You can't get a Mercedes-Benz S-Class station wagon today, but in the early 1990s, you could buy a coach-built conversion. This 1990 Mercedes-Benz 560 TEL Estate is the work of German firm Caro International GmbH. It's scheduled to cross the block at an RM Sotheby's auction January 22.

The car started out as a German-market 560 SEL sedan and was delivered new to Caro's Hamburg facility in May 1990, according to the listing. The coachbuilder used the taillights and rear deck from a contemporary W124-generation wagon. The W124 was the predecessor to today's E-Class, and was one step below the W126-model 560 SEL in size, price, and prestige.

However, Caro couldn't use the W124 wagon's rear windows, so the 560 TEL got custom glass.

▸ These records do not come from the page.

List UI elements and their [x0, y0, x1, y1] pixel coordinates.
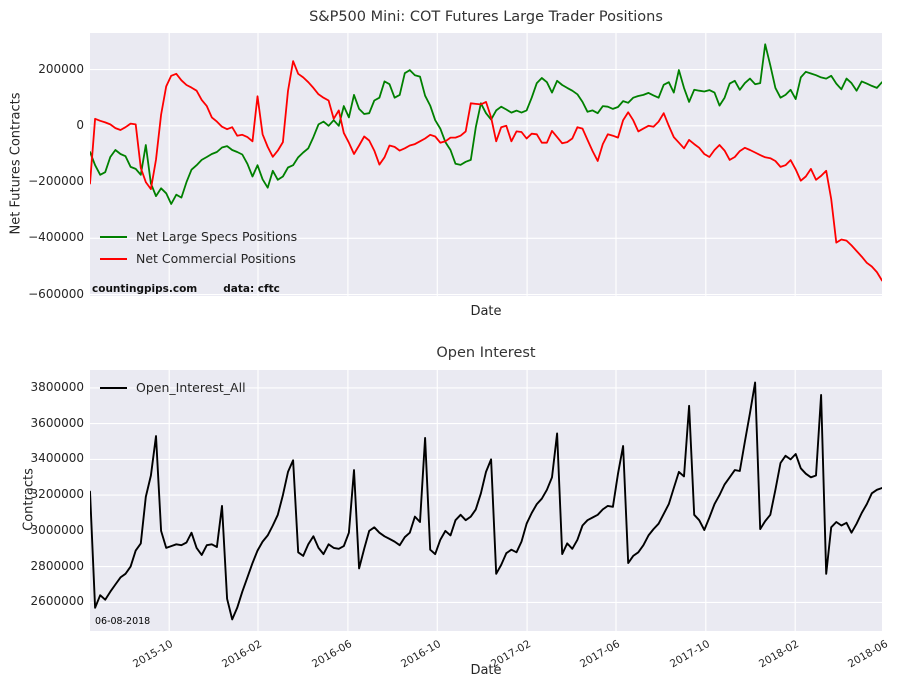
bottom-legend: Open_Interest_All	[100, 380, 246, 395]
top-legend: Net Large Specs Positions Net Commercial…	[100, 229, 297, 266]
watermark-data-source: data: cftc	[223, 283, 280, 295]
legend-label-large-specs: Net Large Specs Positions	[136, 229, 298, 244]
y-tick-label: 3600000	[30, 415, 84, 430]
y-tick-label: 3800000	[30, 379, 84, 394]
legend-label-commercials: Net Commercial Positions	[136, 251, 296, 266]
watermark-site: countingpips.com	[92, 283, 198, 295]
report-date-annotation: 06-08-2018	[95, 616, 151, 627]
bottom-x-axis-label: Date	[470, 663, 502, 678]
top-plot-area: Net Large Specs Positions Net Commercial…	[90, 33, 882, 296]
legend-label-open-interest: Open_Interest_All	[136, 380, 246, 395]
legend-item-commercials: Net Commercial Positions	[100, 251, 297, 266]
top-chart-title: S&P500 Mini: COT Futures Large Trader Po…	[309, 9, 663, 25]
red-line-sample	[100, 257, 127, 260]
bottom-plot-area: Open_Interest_All 06-08-2018	[90, 370, 882, 631]
top-y-axis-label: Net Futures Contracts	[8, 92, 24, 235]
y-tick-label: 2800000	[30, 558, 84, 573]
y-tick-label: 0	[76, 117, 84, 132]
bottom-plot-canvas	[90, 370, 882, 631]
watermark: countingpips.com data: cftc	[92, 283, 280, 295]
y-tick-label: 3400000	[30, 451, 84, 466]
series-line-1	[90, 60, 882, 282]
series-line-0	[90, 43, 882, 205]
series-line-0	[90, 381, 882, 621]
y-tick-label: 2600000	[30, 594, 84, 609]
y-tick-label: −200000	[28, 174, 84, 189]
bottom-chart-title: Open Interest	[436, 345, 536, 361]
legend-item-open-interest: Open_Interest_All	[100, 380, 246, 395]
green-line-sample	[100, 235, 127, 238]
legend-item-large-specs: Net Large Specs Positions	[100, 229, 297, 244]
y-tick-label: 200000	[38, 61, 84, 76]
top-x-axis-label: Date	[470, 304, 502, 319]
y-tick-label: −400000	[28, 230, 84, 245]
black-line-sample	[100, 386, 127, 389]
y-tick-label: 3200000	[30, 487, 84, 502]
y-tick-label: 3000000	[30, 522, 84, 537]
y-tick-label: −600000	[28, 286, 84, 301]
top-plot-canvas	[90, 33, 882, 296]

Some fabrication was also required to extend the roof, rearrange the roof pillars, and align the rear quarter panels with the new wagon bodywork.

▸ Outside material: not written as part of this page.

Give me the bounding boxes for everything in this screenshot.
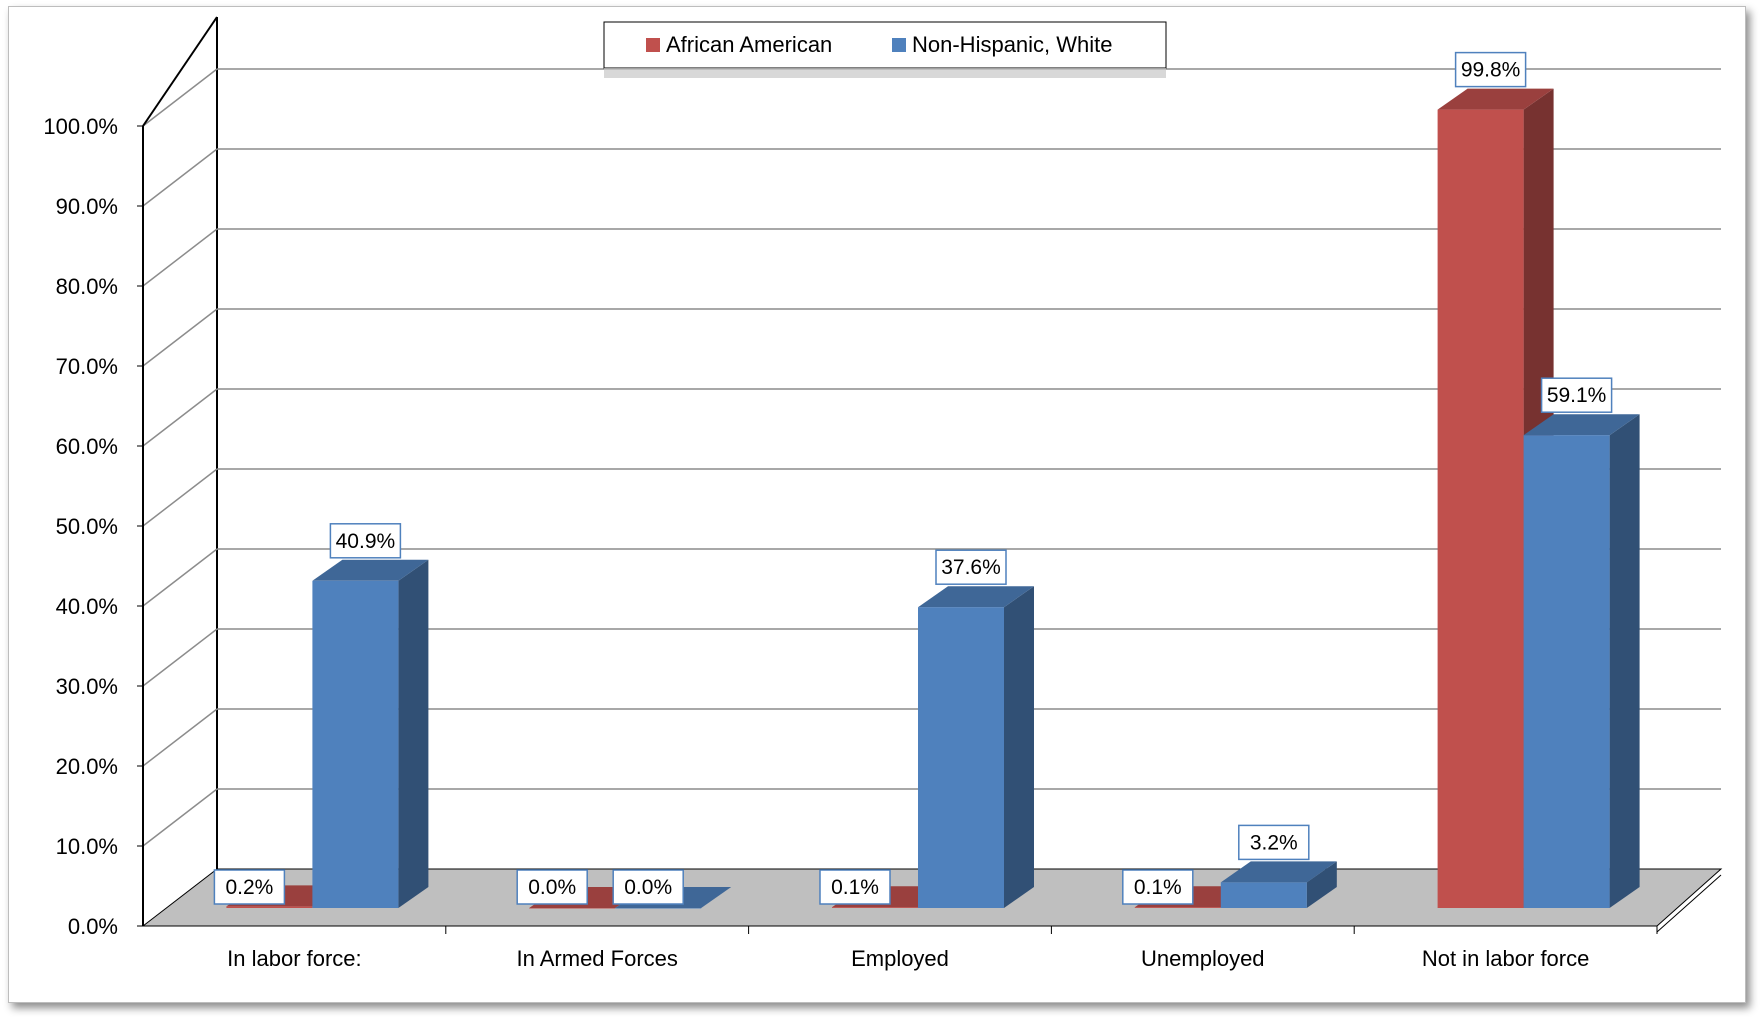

1990 Mercedes-Benz 560 TEL Estate by Caro (Photo by RM Sotheby's)

1990 Mercedes-Benz 560 TEL Estate by Caro (Photo by RM Sotheby's)

The Pearl Black metallic over black leather 560 TEL is powered by a 5.5-liter V-8 producing 300 horsepower, according to the listing. That power is sent to the rear wheels through a 4-speed automatic transmission.

Including the cost of the 560 SEL sedan donor car, the wagon carried a sticker price of 337,000 Deutsche Marks when new. RM Sotheby's expects it to sell for between $30,000 and $40,000, which seems like a relative bargain for an unusual, coach-built car.

Wagon conversions of luxury sedans once filled a specific niche, catering to wealthy buyers who needed a more practical vehicle. Today, that role is filled by luxury SUVs like Mercedes' own GLS-Class. If you really want to stand out, though, this 560 TEL Estate is likely to draw more attention than the newer behemoths—at a fraction of the price.